A salvação realiza-se não apenas naquele encontro de dádiva mas naquela atitude de caminhante, em êxodo de abertura, passando até por caminhos já andados mas agora narrados com uma nova mira no olhar, a da casa de quem vai na frente.
Este novo itinerário é o de um novo peregrino, que agora sabe responder porque soube abrir-se à visita de quem passa.

Foi ao pé de quem passa pelo sicómoro que esta transição se iniciou, levando nela aquela marca de um olhar por diante que não atraiçoa mas que seduz pelo farol do futuro que acende.
Depois da descida, no caminho de ir mais longe, vai-se caminhando de vale em vale, de subida em subida, aprofundando ais e mais aquele tesouro que não se desfaz nem se aprisiona, mas que confere sentido na profundidade e que faz caminhar a alma em busca de plenitude.
Mesmo quando o tesouro se encontra em albergues de paz, depois de tanto pó no caminho de dificuldades e de incógnitas, depois de tantas alternativas sem desfecho que levam os pés a suportar os braços cruzados, mesmo ali, a pausa da felicidade fica “a setenta estádios de Jerusalém”, como aquela aldeia de Emaús, ainda à distância de medida humana para onde é preciso caminhar facilitando à alma outras subidas.
Aquela instância de paz trouxe o alento de uma presença interiorizada enquanto os pés calcavam o pó e a palavra remexia lembranças na narrativa do acontecido. Agora, quem vai na frente está ali ao pé, ao pé da alma onde o tesouro está escondido, ao pé do ser humano que dialoga abrasado e que sente que Alguém lhe tomou o coração.
Vai ali ao pé da raiz do seu ser, tornando os eus passos mais leves e fazendo das novas subidas percursos de menos fastídio.
Está ali ao pé no andar do coração.
Facilitando a viagem e, sobretudo, emprestando-lhe aquele encanto, aquela doce paz, aquele suave perfume ou aquele sentido mais forte que só a voz do Amor entrega de forma delicada.
Avançar é agora menos penoso, porque a senda é a do amor formoso.
Ficou na alma desde aquele albergue e agora caminha mais e mais em profundidade, com mais leveza, porque os pés transportam aquele sereno encontro do tesouro.
A comunhão do amor torna tudo mais gracioso.
Poderá passar por sendas mais inóspitas e ter de se precaver contra obstáculos mais agudos, mas não vai sozinho porque Alguém entrou para ficar com ele e para caminhar com ele.
Assim, passam ocasos na sua narrativa de peregrino, mas o amor segue na frente da alma.

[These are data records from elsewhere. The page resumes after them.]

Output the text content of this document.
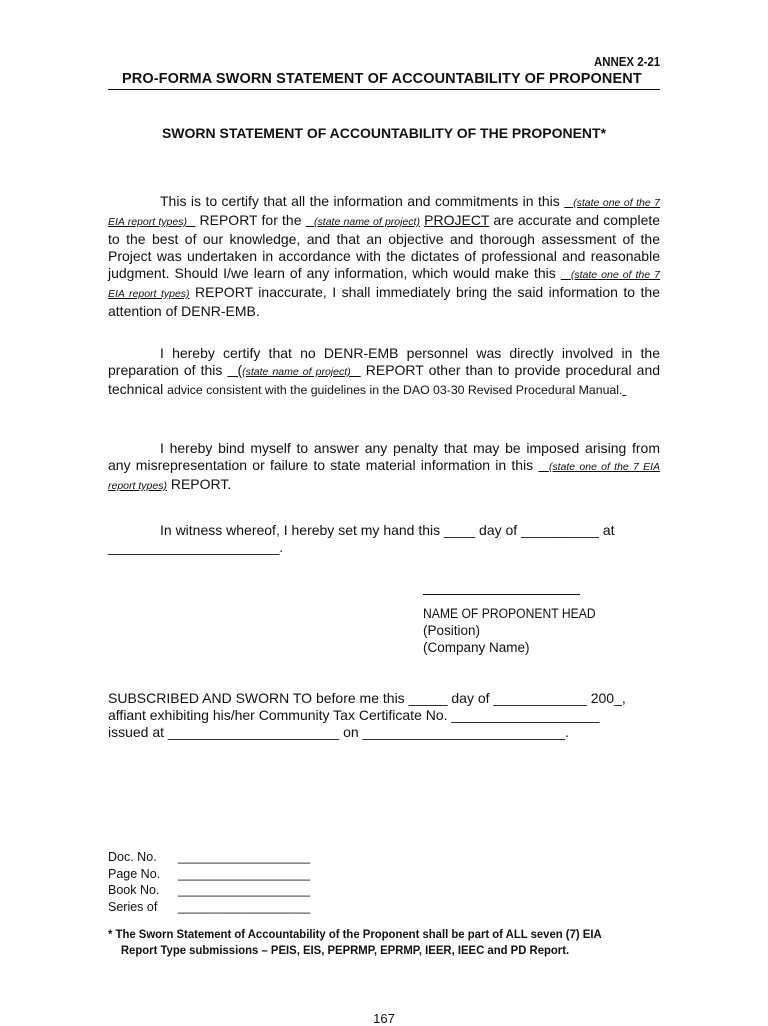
ANNEX 2-21
PRO-FORMA SWORN STATEMENT OF ACCOUNTABILITY OF PROPONENT
SWORN STATEMENT OF ACCOUNTABILITY OF THE PROPONENT*
This is to certify that all the information and commitments in this (state one of the 7 EIA report types) REPORT for the (state name of project) PROJECT are accurate and complete to the best of our knowledge, and that an objective and thorough assessment of the Project was undertaken in accordance with the dictates of professional and reasonable judgment. Should I/we learn of any information, which would make this (state one of the 7 EIA report types) REPORT inaccurate, I shall immediately bring the said information to the attention of DENR-EMB.
I hereby certify that no DENR-EMB personnel was directly involved in the preparation of this   ((state name of project) REPORT other than to provide procedural and technical advice consistent with the guidelines in the DAO 03-30 Revised Procedural Manual.
I hereby bind myself to answer any penalty that may be imposed arising from any misrepresentation or failure to state material information in this (state one of the 7 EIA report types) REPORT.
In witness whereof, I hereby set my hand this ____ day of __________ at
______________________.
NAME OF PROPONENT HEAD
(Position)
(Company Name)
SUBSCRIBED AND SWORN TO before me this _____ day of ____________ 200_,
affiant exhibiting his/her Community Tax Certificate No. ___________________
issued at ______________________ on __________________________.
Doc. No.	___________________
Page No.	___________________
Book No.	___________________
Series of	___________________
* The Sworn Statement of Accountability of the Proponent shall be part of ALL seven (7) EIA
Report Type submissions – PEIS, EIS, PEPRMP, EPRMP, IEER, IEEC and PD Report.
167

Ali, ao pé da alma, tornando-a enraizada no além, o Amor dá sentido, reformulando-o na diversidade.
Tratar-se-á sempre de não o perder, na mira de quem aquece o coração.
Peregrino, sempre estrangeiro à procura de pausas de felicidade nesta aventura imensa de chegar a Jerusalém, de repousar na Meca Santa ou de ultrapassar o limiar da Eternidade na travessia do Pórtico da Glória.

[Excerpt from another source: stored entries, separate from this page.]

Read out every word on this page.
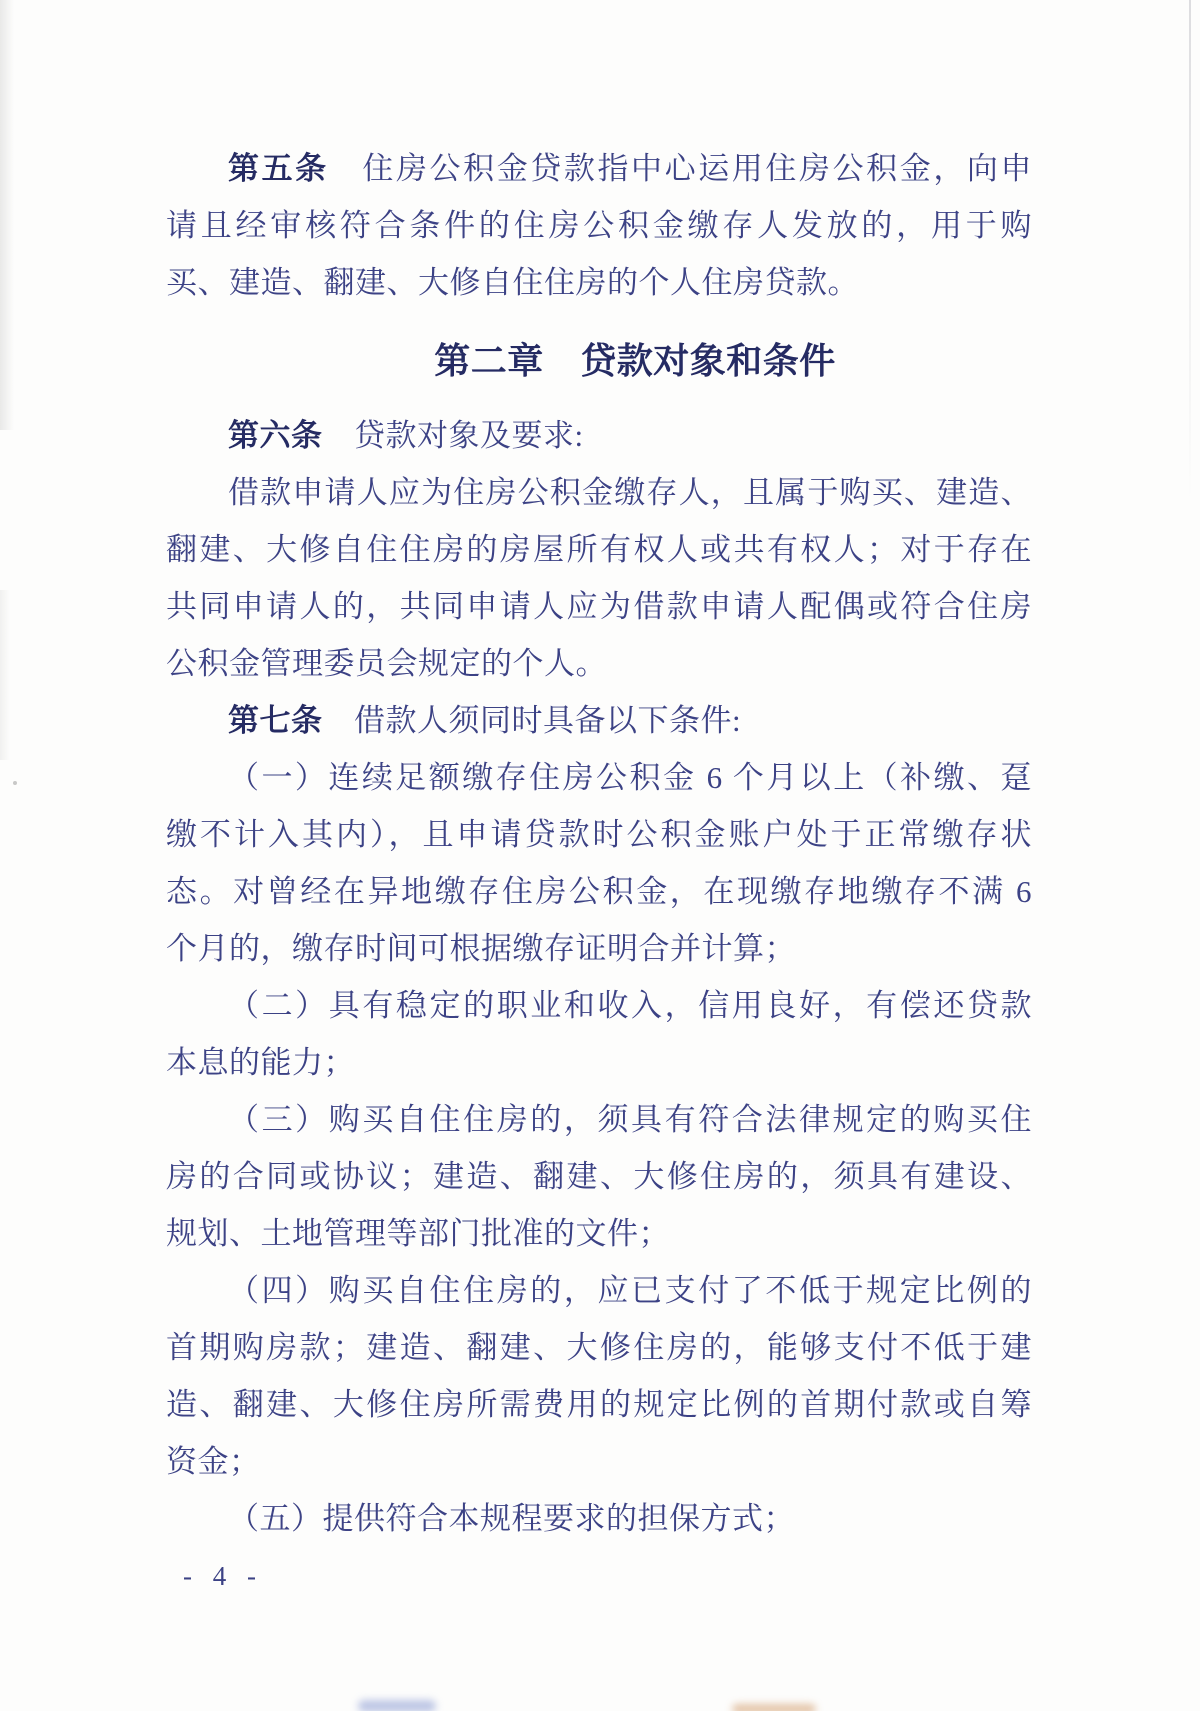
第五条　住房公积金贷款指中心运用住房公积金，向申
请且经审核符合条件的住房公积金缴存人发放的，用于购
买、建造、翻建、大修自住住房的个人住房贷款。
第二章　贷款对象和条件
第六条　贷款对象及要求:
借款申请人应为住房公积金缴存人，且属于购买、建造、
翻建、大修自住住房的房屋所有权人或共有权人；对于存在
共同申请人的，共同申请人应为借款申请人配偶或符合住房
公积金管理委员会规定的个人。
第七条　借款人须同时具备以下条件:
（一）连续足额缴存住房公积金 6 个月以上（补缴、趸
缴不计入其内），且申请贷款时公积金账户处于正常缴存状
态。对曾经在异地缴存住房公积金，在现缴存地缴存不满 6
个月的，缴存时间可根据缴存证明合并计算；
（二）具有稳定的职业和收入，信用良好，有偿还贷款
本息的能力；
（三）购买自住住房的，须具有符合法律规定的购买住
房的合同或协议；建造、翻建、大修住房的，须具有建设、
规划、土地管理等部门批准的文件；
（四）购买自住住房的，应已支付了不低于规定比例的
首期购房款；建造、翻建、大修住房的，能够支付不低于建
造、翻建、大修住房所需费用的规定比例的首期付款或自筹
资金；
（五）提供符合本规程要求的担保方式；
- 4 -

Ali, de pé, estão quatro anjos sobre os quatro cantos da terra e depois um outro que sobe do Oriente eleva o selo do Deus vivo.
Depois, ali, aparece na visão uma multidão enorme que ninguém pode contar, de todas as nações, tribos, povos e línguas.
Estão de pé, com túnicas brancas diante do trono e diante do Cordeiro, com palmas na mão. Aclamam em alta voz . “A salvação pertence ao nosso Deus. (…)”.

O pé de cada peregrino integra a multidão que, de pé, aclama em alta voz. Ao pé estão os outros para fazer voz com ele.
E ao pá da sua lama está aquela voz do início, do seu princípio, devolvendo-lhe de forma constante aquele signo que dá vida. Caminha, peregrino ; a Cidade Santa já desce do Céu.